A Comissão de Desenvolvimento Econômico, Indústria, Comércio e Serviços da Câmara dos Deputados aprovou proposta que cria incentivos creditícios para as empresas de software. Dessa forma, as linhas de crédito mantidas pelas instituições financeiras federais deverão praticar juros reduzidos para o financiamento de criação ou atualização de software, desde que a empresa beneficiária esteja registrada na junta comercial local há pelo menos um ano.
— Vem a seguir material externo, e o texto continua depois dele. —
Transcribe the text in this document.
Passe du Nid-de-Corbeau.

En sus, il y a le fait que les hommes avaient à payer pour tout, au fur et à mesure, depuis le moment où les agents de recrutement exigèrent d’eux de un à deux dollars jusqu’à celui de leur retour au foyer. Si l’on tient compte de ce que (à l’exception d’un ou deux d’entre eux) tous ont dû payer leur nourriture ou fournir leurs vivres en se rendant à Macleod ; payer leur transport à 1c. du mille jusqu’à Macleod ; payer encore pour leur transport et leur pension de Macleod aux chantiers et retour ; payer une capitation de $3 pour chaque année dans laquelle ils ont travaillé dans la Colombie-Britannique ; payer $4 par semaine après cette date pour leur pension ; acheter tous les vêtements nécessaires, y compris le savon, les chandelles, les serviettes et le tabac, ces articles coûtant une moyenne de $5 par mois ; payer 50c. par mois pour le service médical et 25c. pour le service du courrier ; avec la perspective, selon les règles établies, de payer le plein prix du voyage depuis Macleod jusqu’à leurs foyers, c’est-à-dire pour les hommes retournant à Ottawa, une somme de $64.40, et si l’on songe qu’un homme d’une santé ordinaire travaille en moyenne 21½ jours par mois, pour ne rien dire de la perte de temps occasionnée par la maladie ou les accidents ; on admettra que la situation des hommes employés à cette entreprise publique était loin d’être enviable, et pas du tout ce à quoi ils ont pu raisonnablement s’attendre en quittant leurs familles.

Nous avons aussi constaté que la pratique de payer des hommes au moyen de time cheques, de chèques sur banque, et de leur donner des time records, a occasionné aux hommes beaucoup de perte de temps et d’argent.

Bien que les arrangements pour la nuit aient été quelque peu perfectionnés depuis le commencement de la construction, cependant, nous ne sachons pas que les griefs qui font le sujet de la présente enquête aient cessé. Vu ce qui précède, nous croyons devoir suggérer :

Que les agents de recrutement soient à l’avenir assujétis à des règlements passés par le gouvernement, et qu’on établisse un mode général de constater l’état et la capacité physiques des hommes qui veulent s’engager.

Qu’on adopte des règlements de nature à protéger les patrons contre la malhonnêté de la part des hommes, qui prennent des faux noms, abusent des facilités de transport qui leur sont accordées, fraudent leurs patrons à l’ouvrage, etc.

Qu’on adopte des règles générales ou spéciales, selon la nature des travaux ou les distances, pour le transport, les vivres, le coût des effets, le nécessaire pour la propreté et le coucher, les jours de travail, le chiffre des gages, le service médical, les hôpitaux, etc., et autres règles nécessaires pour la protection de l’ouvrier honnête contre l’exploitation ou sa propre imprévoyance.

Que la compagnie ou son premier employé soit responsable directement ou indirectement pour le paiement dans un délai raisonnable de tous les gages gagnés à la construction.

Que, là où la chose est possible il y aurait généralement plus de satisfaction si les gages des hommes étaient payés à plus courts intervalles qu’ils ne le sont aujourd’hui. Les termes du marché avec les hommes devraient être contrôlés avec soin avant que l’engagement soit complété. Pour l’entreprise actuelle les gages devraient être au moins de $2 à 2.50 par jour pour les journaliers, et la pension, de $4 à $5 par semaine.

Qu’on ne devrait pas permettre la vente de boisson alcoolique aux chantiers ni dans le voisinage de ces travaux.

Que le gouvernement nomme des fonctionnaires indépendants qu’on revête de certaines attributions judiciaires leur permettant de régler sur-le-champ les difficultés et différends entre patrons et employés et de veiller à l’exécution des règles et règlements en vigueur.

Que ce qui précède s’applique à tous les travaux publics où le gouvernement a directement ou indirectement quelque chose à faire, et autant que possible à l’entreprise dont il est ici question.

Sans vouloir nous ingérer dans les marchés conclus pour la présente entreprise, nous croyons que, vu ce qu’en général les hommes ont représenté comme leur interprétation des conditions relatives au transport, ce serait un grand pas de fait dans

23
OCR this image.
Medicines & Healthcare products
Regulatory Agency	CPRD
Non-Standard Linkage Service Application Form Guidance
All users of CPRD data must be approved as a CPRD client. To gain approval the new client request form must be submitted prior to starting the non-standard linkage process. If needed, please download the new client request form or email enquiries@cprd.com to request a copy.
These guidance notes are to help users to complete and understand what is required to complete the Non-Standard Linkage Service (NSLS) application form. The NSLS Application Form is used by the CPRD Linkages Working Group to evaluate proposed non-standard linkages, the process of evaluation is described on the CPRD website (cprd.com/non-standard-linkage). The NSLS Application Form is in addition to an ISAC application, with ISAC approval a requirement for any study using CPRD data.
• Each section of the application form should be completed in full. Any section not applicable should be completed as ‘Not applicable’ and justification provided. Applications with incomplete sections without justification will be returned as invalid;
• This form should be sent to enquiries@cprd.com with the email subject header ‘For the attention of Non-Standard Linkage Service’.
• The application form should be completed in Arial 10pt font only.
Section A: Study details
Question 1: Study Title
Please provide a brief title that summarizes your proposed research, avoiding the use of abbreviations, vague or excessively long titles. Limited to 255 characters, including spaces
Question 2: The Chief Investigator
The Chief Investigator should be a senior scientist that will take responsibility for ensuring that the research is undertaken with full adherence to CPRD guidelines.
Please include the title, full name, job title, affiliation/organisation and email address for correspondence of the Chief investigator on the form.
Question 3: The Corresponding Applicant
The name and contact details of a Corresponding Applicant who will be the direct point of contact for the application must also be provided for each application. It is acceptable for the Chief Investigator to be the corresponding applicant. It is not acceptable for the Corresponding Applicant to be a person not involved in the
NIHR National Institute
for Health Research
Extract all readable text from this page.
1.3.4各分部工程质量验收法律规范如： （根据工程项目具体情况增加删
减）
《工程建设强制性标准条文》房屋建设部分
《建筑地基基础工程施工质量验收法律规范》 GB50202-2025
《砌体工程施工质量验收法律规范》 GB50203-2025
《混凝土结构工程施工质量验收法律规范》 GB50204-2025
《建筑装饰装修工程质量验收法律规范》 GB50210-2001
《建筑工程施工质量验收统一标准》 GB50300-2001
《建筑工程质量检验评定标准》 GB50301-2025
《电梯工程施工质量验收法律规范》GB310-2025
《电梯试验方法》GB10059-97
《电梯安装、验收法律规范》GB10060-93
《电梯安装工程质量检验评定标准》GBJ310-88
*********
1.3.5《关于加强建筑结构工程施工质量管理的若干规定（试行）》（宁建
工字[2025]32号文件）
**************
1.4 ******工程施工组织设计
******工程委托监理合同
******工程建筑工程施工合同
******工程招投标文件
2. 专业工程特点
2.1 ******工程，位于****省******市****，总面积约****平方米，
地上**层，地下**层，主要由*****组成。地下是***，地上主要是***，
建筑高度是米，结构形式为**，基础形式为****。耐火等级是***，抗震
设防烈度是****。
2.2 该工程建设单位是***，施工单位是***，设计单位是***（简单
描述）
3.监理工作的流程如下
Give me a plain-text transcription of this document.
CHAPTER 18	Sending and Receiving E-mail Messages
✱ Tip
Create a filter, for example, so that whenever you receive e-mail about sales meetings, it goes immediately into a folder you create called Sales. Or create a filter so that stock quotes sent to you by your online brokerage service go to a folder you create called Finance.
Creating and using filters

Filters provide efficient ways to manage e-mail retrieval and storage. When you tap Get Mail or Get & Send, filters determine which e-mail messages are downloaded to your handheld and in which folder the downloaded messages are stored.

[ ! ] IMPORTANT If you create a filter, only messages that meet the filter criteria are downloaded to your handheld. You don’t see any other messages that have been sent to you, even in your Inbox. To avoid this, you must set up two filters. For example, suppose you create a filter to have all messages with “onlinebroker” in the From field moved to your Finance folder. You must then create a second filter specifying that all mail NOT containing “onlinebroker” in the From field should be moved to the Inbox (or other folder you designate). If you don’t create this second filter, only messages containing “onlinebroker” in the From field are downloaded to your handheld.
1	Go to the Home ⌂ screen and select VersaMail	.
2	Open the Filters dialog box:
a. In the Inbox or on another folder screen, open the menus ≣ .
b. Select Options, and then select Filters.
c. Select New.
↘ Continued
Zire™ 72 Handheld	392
A proposta prevê redução de dois pontos percentuais ao ano na taxa praticada pela instituição, caso a empresa seja enquadrada como de médio ou grande porte; e redução de três pontos percentuais ao ano em relação à taxa normal, se a empresa for enquadrada como microempresa ou empresa de pequeno porte.

O texto também cria o Fundo de Aval, com o objetivo de oferecer garantias complementares nos empréstimos contraídos pelas empresas de software. A gestão do fundo será exercida por um órgão a ser definido pelo Poder Executivo, que possa firmar acordo prévio com as instituições oficiais de crédito, por meio do qual assegurará a estas o pagamento de suas responsabilidades, na hipótese de inadimplência do mutuário.

O fundo será formado com recursos orçamentários da União; a taxa de adesão ao fundo recolhida das empresas; contribuições, doações e recursos de outras origens; e retornos e resultados das aplicações financeiras do fundo.

A proposta também destina ao desenvolvimento de software 20% dos recursos do Fundo Setorial para Tecnologia da Informação (CTInfo), de que trata a Lei da Informática (Lei 10.176/01).

Caso os recursos sejam utilizados para fins diversos do previsto, a empresa beneficiária do empréstimo estará sujeita à cassação do registro comercial; pagamento de multa de 10% até 50% do valor total do empréstimo; devolução do valor contratado, acrescido da taxa de juros contratada. Na hipótese de encerramento da empresa, assumirá a responsabilidade pelo empréstimo contratado e os encargos devidos o seu proprietário ou sócio majoritário.

O projeto, que tramita em caráter conclusivo, ainda será analisado pelas comissões de Finanças e Tributação (inclusive quanto ao mérito); e de Constituição e Justiça e de Cidadania.